にせ科学批判の右傾化問題、にせ科学批判がネトウヨと
結び付けられて考えられるようになった問題です。
「ニセ科学批判とネトウヨが結び付けられるようになったことについて」
(はてなブックマーク)
今回は最後の節を見てみます。
ここでの指摘は「自分はそうありたいと思う」ことや、
「自分はそうだと思いこむ」ことの問題です。
そうありたいと思うこととか、自分たちはそうだと思い込むことは、
あんまり何かを担保してくれることではない。
ここでは具体的には、にせ科学批判の人たちが
「にせ科学批判に党派性はない」とか
「にせ科学批判はイデオロギーフリーだ」と
言うことがよくあることを、指しているのでしょう。
昔ながらのニセ科学批判は、党派性から距離を置いているつもりの人が多い。
これは「左派が多い」という、上で書いた話とも別に矛盾しない。
もちろん、ノンポリもいる。
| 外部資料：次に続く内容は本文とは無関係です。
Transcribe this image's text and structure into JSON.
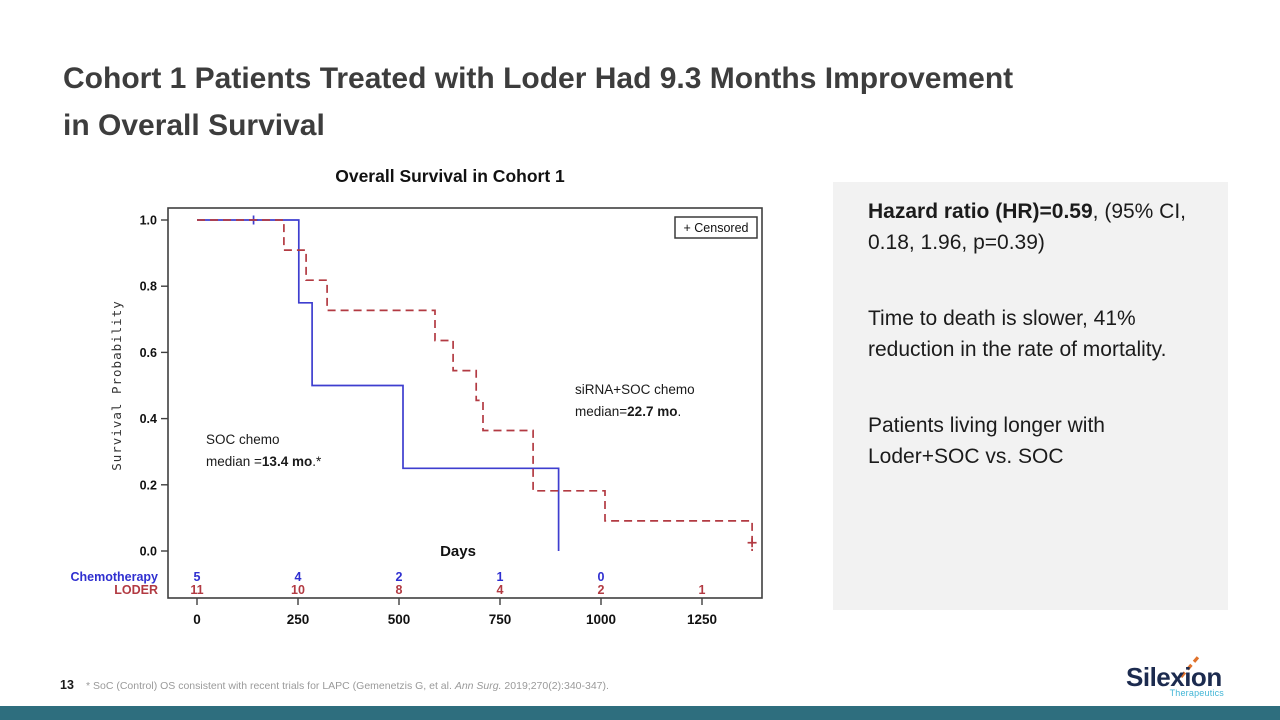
{
  "slide": {
    "title_line1": "Cohort 1 Patients Treated with Loder Had 9.3 Months Improvement",
    "title_line2": "in Overall Survival"
  },
  "chart_data": {
    "type": "line",
    "subtype": "kaplan-meier-step",
    "title": "Overall Survival in Cohort 1",
    "xlabel": "Days",
    "ylabel": "Survival Probability",
    "xlim": [
      0,
      1400
    ],
    "ylim": [
      0,
      1
    ],
    "xticks": [
      0,
      250,
      500,
      750,
      1000,
      1250
    ],
    "yticks": [
      0,
      0.2,
      0.4,
      0.6,
      0.8,
      1
    ],
    "grid": false,
    "legend_label": "+ Censored",
    "legend_position": "top-right",
    "series": [
      {
        "name": "Chemotherapy (SOC chemo)",
        "color": "#3e3ecf",
        "style": "solid",
        "steps": [
          [
            0,
            1.0
          ],
          [
            252,
            1.0
          ],
          [
            252,
            0.75
          ],
          [
            285,
            0.75
          ],
          [
            285,
            0.5
          ],
          [
            510,
            0.5
          ],
          [
            510,
            0.25
          ],
          [
            895,
            0.25
          ],
          [
            895,
            0.0
          ]
        ],
        "censors": [
          [
            140,
            1.0
          ]
        ]
      },
      {
        "name": "LODER (siRNA+SOC chemo)",
        "color": "#b23a42",
        "style": "dashed",
        "steps": [
          [
            0,
            1.0
          ],
          [
            215,
            1.0
          ],
          [
            215,
            0.909
          ],
          [
            270,
            0.909
          ],
          [
            270,
            0.818
          ],
          [
            322,
            0.818
          ],
          [
            322,
            0.727
          ],
          [
            589,
            0.727
          ],
          [
            589,
            0.636
          ],
          [
            634,
            0.636
          ],
          [
            634,
            0.545
          ],
          [
            691,
            0.545
          ],
          [
            691,
            0.455
          ],
          [
            708,
            0.455
          ],
          [
            708,
            0.364
          ],
          [
            832,
            0.364
          ],
          [
            832,
            0.182
          ],
          [
            1010,
            0.182
          ],
          [
            1010,
            0.091
          ],
          [
            1374,
            0.091
          ],
          [
            1374,
            0.0
          ]
        ],
        "censors": [
          [
            1374,
            0.025
          ]
        ]
      }
    ],
    "annotations": [
      {
        "x": 206,
        "y": 444,
        "line_height": 22,
        "lines": [
          [
            {
              "t": "SOC chemo"
            }
          ],
          [
            {
              "t": "median ="
            },
            {
              "t": "13.4 mo",
              "b": true
            },
            {
              "t": ".*"
            }
          ]
        ]
      },
      {
        "x": 575,
        "y": 394,
        "line_height": 22,
        "lines": [
          [
            {
              "t": "siRNA+SOC chemo"
            }
          ],
          [
            {
              "t": "median="
            },
            {
              "t": "22.7 mo",
              "b": true
            },
            {
              "t": "."
            }
          ]
        ]
      }
    ],
    "at_risk": {
      "x_positions_days": [
        0,
        250,
        500,
        750,
        1000,
        1250
      ],
      "rows": [
        {
          "label": "Chemotherapy",
          "color": "#2f2fd0",
          "values": [
            "5",
            "4",
            "2",
            "1",
            "0"
          ]
        },
        {
          "label": "LODER",
          "color": "#b23a42",
          "values": [
            "11",
            "10",
            "8",
            "4",
            "2",
            "1"
          ]
        }
      ]
    }
  },
  "panel": {
    "background": "#f2f2f2",
    "paragraphs": [
      [
        {
          "t": "Hazard ratio (HR)=0.59",
          "b": true
        },
        {
          "t": ", (95% CI, 0.18, 1.96, p=0.39)"
        }
      ],
      [
        {
          "t": "Time to death is slower, 41% reduction in the rate of mortality."
        }
      ],
      [
        {
          "t": "Patients living longer with Loder+SOC vs. SOC"
        }
      ]
    ]
  },
  "footer": {
    "page_number": "13",
    "citation_segments": [
      {
        "t": "* SoC (Control) OS consistent with recent trials for LAPC (Gemenetzis G, et al. "
      },
      {
        "t": "Ann Surg.",
        "i": true
      },
      {
        "t": " 2019;270(2):340-347)."
      }
    ]
  },
  "logo": {
    "name": "Silexion",
    "tagline": "Therapeutics",
    "name_color": "#1c2b4f",
    "tagline_color": "#43b6d6",
    "accent_color": "#e0722c"
  },
  "colors": {
    "accent_bar": "#2e6e7e",
    "title_text": "#3d3d3d",
    "axis": "#3f3f3f"
  }
}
俺だって党派がかるのは大嫌いだ。
そして「にせ科学批判に党派性はない」と
呪文のように「お題目」を唱えたところで、
本当ににせ科学批判に党派性がなくなるとはかぎらない、ということです。
あるいは「にせ科学批判に党派性がないことの
証明にはならない」ということです。
このような「お題目」を守れていると自分で思っているかたは、
そんな「お題目」をわざわざ声を大にして
唱えないのではないかと、わたしは思っています。
「お題目」を唱えることが多いのは、その「お題目」を自分は
守れていないと思っているからではないか、ということです。
意識しているか無意識のうちに思っているかは、両方あるでしょう。
なぜ守れていない人が「お題目」を唱えるかですが、
その「お題目」の通りになろうと自分を奮い立てる、
その「お題目」の示すようにすでになっていると
自分に暗示をかける、あるいは他者に対して
自分は「お題目」のような人だと思わせる(一種の詐称)、
といったことがあるだろうと思います。
15年前、わたしが関わったことのある
ネットの選択的夫婦別姓の市民団体は、
「多様なカチカンの尊重」というお題目を繰り返し唱えていました。
これも自分たちは多様なカチカンの尊重ができていないと
内心思っていたからではないかと、少し思っています。
実際、彼女たちは選択的夫婦別姓を推進する上で、
自分たちの活動の方針や考えかたと
合わない推進派を、どんどん排除していきました。
わたしも排除されたうちのひとりです。
具体的には民法改正から婚外子の相続差別を
切り離すことに反対の人、家裁認可制案に反対の人、
選択的夫婦別姓の反対派(非共存派)を
批判することに遠慮のない人などです。
「多様なカチカンの尊重」とは真っ向から反する、
自分たちの考えを絶対視し異論を排除する「不寛容」です。
「反対派は譲歩を受け入れるか?」
「極端な人を排除すれば賛成するか?」
「懐柔策は有効か? じつは危険な反対派擁護」
にせ科学批判の人たちが「にせ科学批判に党派性はない」とか
「にせ科学批判はイデオロギーフリー」と
金科玉条のように唱えることが多いのも、
現状のにせ科学批判には党派性やイデオロギー色があること、
そして当のにせ科学批判にかかわる人たちも
内心そう思っているということではないかと思います。
にせ科学批判に党派性やイデオロギーがあると
言う人が出てきた場合、にせ科学批判の人たちは、
「そう思っている人たちの無理解が悪い」と、
一方的に裁断することが多いようです。
説得しようとしないのはなおさらですが、
なぜ「党派性がある」と思う人が出てくるのか、
その原因を調べようともしないみたいです。
自分が誤解されていると思ったら、誤解を解消するためにも、
誤解の原因を調べようとすることは当然のはずなのにです。
現状のにせ科学批判に党派性やイデオロギーがあると
言われても、それを事実と根拠をもって反証することが、
おそらくできないのではないかと、わたしは想像します。
それゆえ一方的に相手の無理解のせい
ということにするよりないのだと思います。